Elçi’yi 1993’te avukatlara yönelik operasyon sürecinde tanıdığını dile getiren Aktar, “O dönemde bir itirafçı beyanıyla Elçi ve 20 avukat tutuklanmıştı. Ben de onların davalarına bakıyordum” dedi. Elçi’nin faili meçhul/belli cinayetlerin aydınlatılması ve faillerin yargılanması için mücadele ettiğini de hatırlatan Aktar, Elçi’nin birçok faili meçhul cinayet ve işkence ile suçlanan Albay Cemal Temizöz ve korucu başı Kamil Atak’ın tehditleri nedeniyle Diyarbakır’a yerleştiğini hatırlattı. 

‘CEZASIZLIKLA MÜCADELEYİ SEÇTİ’

O döneme dair Aktar, şunları söyledi: “Tahir’in artık hayati riski vardı. Cizîr JİTEM davasında gündeme gelen davada da cinayetler tartışıldı, yargılama konusu oldu.  93-95 arasında Cizre’de artık başka bir şey vardı. Ölümün kol gezdiği yıllardı. Tahir’de o yıllarda Diyarbakır’a yerleşti. Buraya yerleştiğinde de birçok ortak davada bir arada olduk. Sonra bir dönem baro yönetiminde birlikte çalıştık.”

O dönemde sınırlı sayıda avukat olması nedeniyle herkesin bir birini tanıdığını ve aynı zamanda ailelerin de tanışıklığı olduğunu dile getiren Aktar, “Her hafta sonu bir arkadaşımızın evinde bir araya gelirdik. Tahir de bu arkadaş grubunun arasında vardı. Dışarıda bir yerde gidip topluca oturmak, sohbet etmek imkanı güvenlik açısından riskliydi” dedi. 

Elçi’nin Cizreli olması nedeniyle yolunun faili meçhul cinayetlerle kesişmesinde etkili olduğunu ve onun da bu meseleye büyük bir önem atfettiğini vurgulayan Aktar, “Cezasızlıkla mücadele, faili meçhul cinayetlerin araştırılması gibi bir alan seçti kendine. Cizre JİTEM davası 2009’da soruşturması başladı. İlk defa bir soruşturma da görevdeki bir asker gözaltına alınmakla yetinmeyip, tutuklanmıştı. Biz gerçekten bunu beklemiyorduk” diye kaydetti.  

‘BİZİ EKSİLTEREK, GİTTİ’

Ölümünden önce Elçi’yle bir arkadaşlarının cenaze töreninde görüştüklerini belirten Aktar, yemek için randevulaştıklarını, ama başka taziyeye gitmek zorunda kaldığı için bir daha görüşemediklerini dile getirerek, “O günden sonra da hayıflanıyorum. Böyle bir ihtimal insanın aklına gelmiyor. Tahir bizi eksilterek gitti. O kurşun hepimize sıkılmış gibi hissediyoruz. Hepimizi ensemizden vurdular, aslında. Onun için Tahir bizim şehidimizdir.” dedi. 

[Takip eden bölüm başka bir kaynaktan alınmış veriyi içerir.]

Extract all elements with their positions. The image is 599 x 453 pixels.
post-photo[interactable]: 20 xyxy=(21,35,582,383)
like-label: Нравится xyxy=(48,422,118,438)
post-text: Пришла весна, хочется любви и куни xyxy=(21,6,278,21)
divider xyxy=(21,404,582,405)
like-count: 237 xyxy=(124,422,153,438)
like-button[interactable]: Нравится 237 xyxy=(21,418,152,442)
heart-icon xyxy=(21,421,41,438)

Ömrünü faili meçhul cinayetlerin aydınlatılmasına adayan Elçi cinayetinin de faili meçhul kalması gibi bir olasılığın olduğunu vurgulayan Aktar, bu durumun üzüntü verici olduğunu dile getirerek, tek istediklerinin de faillerin ortaya çıkarılması olduğunu söyledi.